Barcelona y Martino: tanto ego para tanta humildad
La primera conferencia de "Tata" en Cataluña mostró hostilidad de la prensa. Lo desconocieron, le dijeron que era una copia de Bielsa y qué pensaba cambiar. El rosarino dio clase de humildad.
Se sabe que el catalán es un pueblo orgulloso de sí mismo. Su idioma, su idiosincracia y hasta su equipo, nada menos que el Barcelona, le dan razones suficientes para sacar pecho y caminar mirando hacia el horizonte.

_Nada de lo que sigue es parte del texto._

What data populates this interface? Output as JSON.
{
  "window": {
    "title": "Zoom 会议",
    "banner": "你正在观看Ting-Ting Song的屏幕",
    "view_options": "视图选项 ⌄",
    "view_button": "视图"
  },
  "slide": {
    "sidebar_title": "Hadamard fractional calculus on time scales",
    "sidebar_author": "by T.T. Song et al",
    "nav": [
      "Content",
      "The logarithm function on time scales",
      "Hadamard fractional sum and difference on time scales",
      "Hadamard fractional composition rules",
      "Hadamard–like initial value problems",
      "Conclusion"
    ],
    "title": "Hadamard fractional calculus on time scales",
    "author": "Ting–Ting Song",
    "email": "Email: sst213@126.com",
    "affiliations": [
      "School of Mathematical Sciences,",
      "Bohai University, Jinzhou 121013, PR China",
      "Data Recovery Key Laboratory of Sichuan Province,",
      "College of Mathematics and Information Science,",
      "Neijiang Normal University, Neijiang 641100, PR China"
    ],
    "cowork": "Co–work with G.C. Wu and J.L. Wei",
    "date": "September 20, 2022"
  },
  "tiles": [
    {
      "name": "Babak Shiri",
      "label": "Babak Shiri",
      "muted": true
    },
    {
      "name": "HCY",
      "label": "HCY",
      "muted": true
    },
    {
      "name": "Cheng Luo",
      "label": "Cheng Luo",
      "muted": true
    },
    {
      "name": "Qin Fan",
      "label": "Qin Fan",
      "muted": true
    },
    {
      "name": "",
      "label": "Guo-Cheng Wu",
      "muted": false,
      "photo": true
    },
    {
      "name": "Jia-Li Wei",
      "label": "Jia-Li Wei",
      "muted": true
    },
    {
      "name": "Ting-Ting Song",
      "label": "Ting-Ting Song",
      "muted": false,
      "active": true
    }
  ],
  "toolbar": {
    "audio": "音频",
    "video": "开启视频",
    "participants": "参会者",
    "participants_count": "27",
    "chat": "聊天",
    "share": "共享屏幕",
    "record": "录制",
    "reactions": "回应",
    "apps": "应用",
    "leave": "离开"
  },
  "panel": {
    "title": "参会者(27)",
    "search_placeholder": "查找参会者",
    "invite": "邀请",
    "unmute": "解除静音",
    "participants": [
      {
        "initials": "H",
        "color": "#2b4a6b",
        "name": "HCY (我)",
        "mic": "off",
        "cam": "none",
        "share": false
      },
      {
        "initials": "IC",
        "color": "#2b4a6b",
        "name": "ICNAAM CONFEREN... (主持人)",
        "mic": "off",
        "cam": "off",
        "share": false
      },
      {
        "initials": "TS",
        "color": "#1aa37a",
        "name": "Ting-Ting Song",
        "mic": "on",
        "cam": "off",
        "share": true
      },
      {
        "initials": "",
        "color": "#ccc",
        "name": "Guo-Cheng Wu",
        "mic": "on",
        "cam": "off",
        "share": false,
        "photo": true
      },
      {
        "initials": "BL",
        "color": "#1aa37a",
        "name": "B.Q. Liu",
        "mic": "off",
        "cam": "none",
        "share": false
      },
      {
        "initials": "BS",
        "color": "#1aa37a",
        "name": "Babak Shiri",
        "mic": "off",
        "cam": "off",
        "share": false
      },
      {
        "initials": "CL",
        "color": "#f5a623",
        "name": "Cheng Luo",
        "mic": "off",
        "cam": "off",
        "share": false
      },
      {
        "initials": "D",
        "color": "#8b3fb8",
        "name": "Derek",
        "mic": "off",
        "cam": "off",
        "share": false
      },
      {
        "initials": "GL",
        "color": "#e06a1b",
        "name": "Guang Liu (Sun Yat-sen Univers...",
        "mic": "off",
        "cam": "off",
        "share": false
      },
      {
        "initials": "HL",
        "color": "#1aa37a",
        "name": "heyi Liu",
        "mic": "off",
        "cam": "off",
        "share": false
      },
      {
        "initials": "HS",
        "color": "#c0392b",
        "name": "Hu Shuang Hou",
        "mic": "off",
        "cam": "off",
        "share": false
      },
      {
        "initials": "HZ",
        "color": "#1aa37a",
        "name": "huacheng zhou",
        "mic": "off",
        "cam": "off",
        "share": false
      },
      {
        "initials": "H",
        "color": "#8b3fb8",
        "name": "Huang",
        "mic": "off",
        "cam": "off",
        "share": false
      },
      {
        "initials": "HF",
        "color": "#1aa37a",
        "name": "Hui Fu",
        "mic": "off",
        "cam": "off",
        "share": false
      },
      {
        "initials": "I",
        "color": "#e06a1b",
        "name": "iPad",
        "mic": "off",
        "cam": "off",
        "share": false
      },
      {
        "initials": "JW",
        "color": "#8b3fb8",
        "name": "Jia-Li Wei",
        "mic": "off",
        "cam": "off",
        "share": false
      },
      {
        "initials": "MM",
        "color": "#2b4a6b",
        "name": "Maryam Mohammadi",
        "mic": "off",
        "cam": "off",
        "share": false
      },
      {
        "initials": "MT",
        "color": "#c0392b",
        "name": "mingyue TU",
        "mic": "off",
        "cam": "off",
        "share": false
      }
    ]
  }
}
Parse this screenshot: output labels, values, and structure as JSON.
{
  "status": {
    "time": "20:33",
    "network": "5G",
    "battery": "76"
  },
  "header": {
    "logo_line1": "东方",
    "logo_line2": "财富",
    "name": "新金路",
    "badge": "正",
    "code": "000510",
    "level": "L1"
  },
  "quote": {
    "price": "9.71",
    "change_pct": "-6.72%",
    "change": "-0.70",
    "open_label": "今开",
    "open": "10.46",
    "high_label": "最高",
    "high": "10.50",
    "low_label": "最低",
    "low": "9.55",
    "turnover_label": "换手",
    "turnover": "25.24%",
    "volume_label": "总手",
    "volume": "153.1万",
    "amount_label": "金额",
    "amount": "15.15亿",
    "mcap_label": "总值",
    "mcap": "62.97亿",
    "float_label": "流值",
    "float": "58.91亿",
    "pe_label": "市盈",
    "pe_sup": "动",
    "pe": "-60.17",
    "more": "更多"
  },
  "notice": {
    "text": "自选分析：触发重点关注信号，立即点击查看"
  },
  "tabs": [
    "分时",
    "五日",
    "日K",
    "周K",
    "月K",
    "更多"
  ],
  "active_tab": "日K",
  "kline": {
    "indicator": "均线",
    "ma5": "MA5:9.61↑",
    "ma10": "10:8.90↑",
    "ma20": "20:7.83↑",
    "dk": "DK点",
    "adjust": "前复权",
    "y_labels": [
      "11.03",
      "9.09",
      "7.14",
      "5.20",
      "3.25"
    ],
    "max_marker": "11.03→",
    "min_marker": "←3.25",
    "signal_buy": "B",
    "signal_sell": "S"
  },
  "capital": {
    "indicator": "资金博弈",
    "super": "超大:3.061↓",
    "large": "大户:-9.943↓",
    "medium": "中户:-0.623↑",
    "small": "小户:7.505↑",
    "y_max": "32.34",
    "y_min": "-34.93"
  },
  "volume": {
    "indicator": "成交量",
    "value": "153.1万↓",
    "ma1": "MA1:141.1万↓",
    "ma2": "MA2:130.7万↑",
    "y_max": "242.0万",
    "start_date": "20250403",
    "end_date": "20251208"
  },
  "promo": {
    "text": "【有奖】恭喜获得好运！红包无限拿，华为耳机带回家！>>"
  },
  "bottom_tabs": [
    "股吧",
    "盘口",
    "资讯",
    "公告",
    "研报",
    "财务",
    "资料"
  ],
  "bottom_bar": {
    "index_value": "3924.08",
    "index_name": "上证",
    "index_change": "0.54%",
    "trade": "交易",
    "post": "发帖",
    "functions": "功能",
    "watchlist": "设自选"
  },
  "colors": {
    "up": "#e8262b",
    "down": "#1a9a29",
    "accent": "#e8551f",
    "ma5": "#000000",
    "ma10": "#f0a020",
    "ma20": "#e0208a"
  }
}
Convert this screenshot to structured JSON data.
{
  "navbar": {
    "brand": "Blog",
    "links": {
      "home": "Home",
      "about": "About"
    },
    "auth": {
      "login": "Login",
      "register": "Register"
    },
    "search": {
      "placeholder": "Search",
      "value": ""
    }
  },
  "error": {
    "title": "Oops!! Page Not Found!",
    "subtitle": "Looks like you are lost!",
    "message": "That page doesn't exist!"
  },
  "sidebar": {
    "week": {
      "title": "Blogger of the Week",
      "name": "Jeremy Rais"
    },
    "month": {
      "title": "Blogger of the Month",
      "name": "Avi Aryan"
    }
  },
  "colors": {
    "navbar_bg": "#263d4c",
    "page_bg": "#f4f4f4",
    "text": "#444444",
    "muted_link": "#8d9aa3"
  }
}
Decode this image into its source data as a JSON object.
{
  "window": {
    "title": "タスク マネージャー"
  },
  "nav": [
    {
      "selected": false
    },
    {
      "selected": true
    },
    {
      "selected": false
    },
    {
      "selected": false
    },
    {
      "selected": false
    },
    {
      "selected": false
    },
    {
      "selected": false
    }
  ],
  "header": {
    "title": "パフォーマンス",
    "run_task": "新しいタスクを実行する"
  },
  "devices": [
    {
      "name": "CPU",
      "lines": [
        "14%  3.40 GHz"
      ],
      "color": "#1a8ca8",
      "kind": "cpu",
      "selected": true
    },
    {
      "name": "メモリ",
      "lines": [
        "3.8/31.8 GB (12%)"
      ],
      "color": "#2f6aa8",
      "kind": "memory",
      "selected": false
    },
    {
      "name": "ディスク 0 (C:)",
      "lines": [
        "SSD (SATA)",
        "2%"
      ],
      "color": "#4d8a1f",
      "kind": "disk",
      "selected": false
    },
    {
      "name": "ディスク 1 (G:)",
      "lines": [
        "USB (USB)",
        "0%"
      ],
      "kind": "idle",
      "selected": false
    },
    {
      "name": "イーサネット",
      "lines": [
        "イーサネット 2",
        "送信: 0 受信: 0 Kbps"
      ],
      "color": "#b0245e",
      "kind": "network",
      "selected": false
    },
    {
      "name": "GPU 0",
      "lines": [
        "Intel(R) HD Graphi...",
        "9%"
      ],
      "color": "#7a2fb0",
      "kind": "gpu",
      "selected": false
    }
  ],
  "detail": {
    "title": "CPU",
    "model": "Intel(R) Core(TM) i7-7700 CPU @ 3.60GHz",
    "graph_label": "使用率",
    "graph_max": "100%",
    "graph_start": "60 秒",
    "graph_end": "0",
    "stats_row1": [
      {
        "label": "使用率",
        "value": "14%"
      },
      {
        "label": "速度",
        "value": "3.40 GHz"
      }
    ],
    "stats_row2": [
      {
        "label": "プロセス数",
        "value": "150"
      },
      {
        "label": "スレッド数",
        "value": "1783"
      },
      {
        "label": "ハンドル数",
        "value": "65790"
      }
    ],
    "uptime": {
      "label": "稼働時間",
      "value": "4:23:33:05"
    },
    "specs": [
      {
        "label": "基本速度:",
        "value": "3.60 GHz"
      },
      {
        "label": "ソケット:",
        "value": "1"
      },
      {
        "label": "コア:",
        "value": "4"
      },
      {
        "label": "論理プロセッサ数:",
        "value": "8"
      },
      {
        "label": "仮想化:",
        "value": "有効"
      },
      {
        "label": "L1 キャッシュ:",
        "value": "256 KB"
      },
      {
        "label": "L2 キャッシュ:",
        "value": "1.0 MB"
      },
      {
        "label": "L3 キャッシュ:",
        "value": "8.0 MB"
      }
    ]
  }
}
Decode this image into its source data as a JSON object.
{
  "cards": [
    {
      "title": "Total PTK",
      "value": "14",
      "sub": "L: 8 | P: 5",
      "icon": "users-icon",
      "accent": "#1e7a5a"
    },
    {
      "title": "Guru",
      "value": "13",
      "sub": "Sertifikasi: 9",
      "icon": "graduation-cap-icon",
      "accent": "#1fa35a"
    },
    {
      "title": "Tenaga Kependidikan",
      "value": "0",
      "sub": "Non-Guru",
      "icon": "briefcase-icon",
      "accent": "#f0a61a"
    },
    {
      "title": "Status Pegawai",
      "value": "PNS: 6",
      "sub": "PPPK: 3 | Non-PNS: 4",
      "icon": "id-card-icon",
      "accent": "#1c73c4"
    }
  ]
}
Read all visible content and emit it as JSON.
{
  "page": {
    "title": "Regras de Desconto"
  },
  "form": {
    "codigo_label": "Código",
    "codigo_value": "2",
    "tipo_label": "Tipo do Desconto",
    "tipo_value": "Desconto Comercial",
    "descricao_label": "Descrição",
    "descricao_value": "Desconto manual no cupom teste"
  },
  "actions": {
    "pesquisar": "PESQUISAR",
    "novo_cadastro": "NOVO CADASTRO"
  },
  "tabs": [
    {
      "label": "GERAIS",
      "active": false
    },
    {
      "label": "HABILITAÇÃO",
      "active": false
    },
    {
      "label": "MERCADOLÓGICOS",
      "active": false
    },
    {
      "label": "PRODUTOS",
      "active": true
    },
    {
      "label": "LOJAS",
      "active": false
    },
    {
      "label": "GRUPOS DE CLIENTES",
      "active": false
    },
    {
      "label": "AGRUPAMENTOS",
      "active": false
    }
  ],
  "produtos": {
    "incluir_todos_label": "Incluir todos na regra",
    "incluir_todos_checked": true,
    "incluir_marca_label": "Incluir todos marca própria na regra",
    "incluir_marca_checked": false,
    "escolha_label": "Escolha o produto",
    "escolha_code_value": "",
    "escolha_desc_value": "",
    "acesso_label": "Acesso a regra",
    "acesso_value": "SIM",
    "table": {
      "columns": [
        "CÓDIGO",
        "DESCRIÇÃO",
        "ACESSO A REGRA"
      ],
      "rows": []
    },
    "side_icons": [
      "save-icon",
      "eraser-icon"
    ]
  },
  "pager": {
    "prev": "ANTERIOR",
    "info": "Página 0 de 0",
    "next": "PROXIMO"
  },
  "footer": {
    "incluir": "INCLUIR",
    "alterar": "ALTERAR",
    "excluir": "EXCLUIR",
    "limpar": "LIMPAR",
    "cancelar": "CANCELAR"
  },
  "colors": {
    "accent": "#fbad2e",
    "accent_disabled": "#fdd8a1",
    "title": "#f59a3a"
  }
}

Suele pasar que ese orgullo puede ser fuente de desafíos grandes, basados en esa seguridad; o suele pasar que tanto mirarse el ombligo termine haciendo de sus miembros un espectáculo provinciano.
La primera conferencia de Tata Martino ante la prensa de Cataluña ha sido lo segundo. Un desfile de desconfiados periodistas, guiados por sus desconocimientos y por su incapacidad para ver más allá del Barcelona. Increíble que hayan desnudado sus ignorancias en tiempos de tanta información. Inadmisible que sean tan ermitaños en tiempos de globalización.
Al "Tata" lo trataron como un desconocido. Como si Andoni Zubizarreta hubiera ido a buscar un técnico al planeta Marte. Las preguntas fueron de primer grado, algunas casi humillantes para la trayectoria de Martino, que viene de ser campeón del torneo argentino, nada menos que la tierra de Alfredo Di Stéfano, Diego Maradona y Lionel Messi.
Martino, como buen hombre del interior (vamos, que tampoco nos olvidamos de los porteños), contestó con mucho adverbio, verbos en infinitivo y sin apresurarse. Dijo lo justo y necesario, sin rebuscar, y sin definir demasiado. Pero con humildad y buen carácter.
Tuvo que aguantar que algunos le preguntaran en catalán (es signo de cortesía recibir al nuevo en su idioma, sobre todo si lo hablás), le dijeron que era una copia de Marcelo Bielsa, y hasta si no le molestaba que nadie lo conociera.
Demasiado ego para tanta humildad.
Pero no pudieron con el rosarino, que hasta fue capaz de reconocer que se había apresurado al decir que Messi había tenido que ver con su contratación. Sin ponerse colorado.
Así las cosas, la primera muestra que ha recibido es la de hostilidad y poco crédito. Su devolución fue la de sapiencia por tanta experiencia (y eso que no les recordó que Paraguay casi elimina a España en Sudáfrica 2010) y expectativa. "Tata" sabe que llega a uno de los mejores equipos del mundo, pero se cree capaz de conducirlo. Lo dejó claro en su discurso y lo dejará claro seguramente cuando comience a trabajar.
Al fin de cuentas, los mismos periodistas que este viernes lo maltrataron habían desconfiado de Pep Guardiola cuando lo eligieron para ser el conductor del Barcelona. Un buen augurio.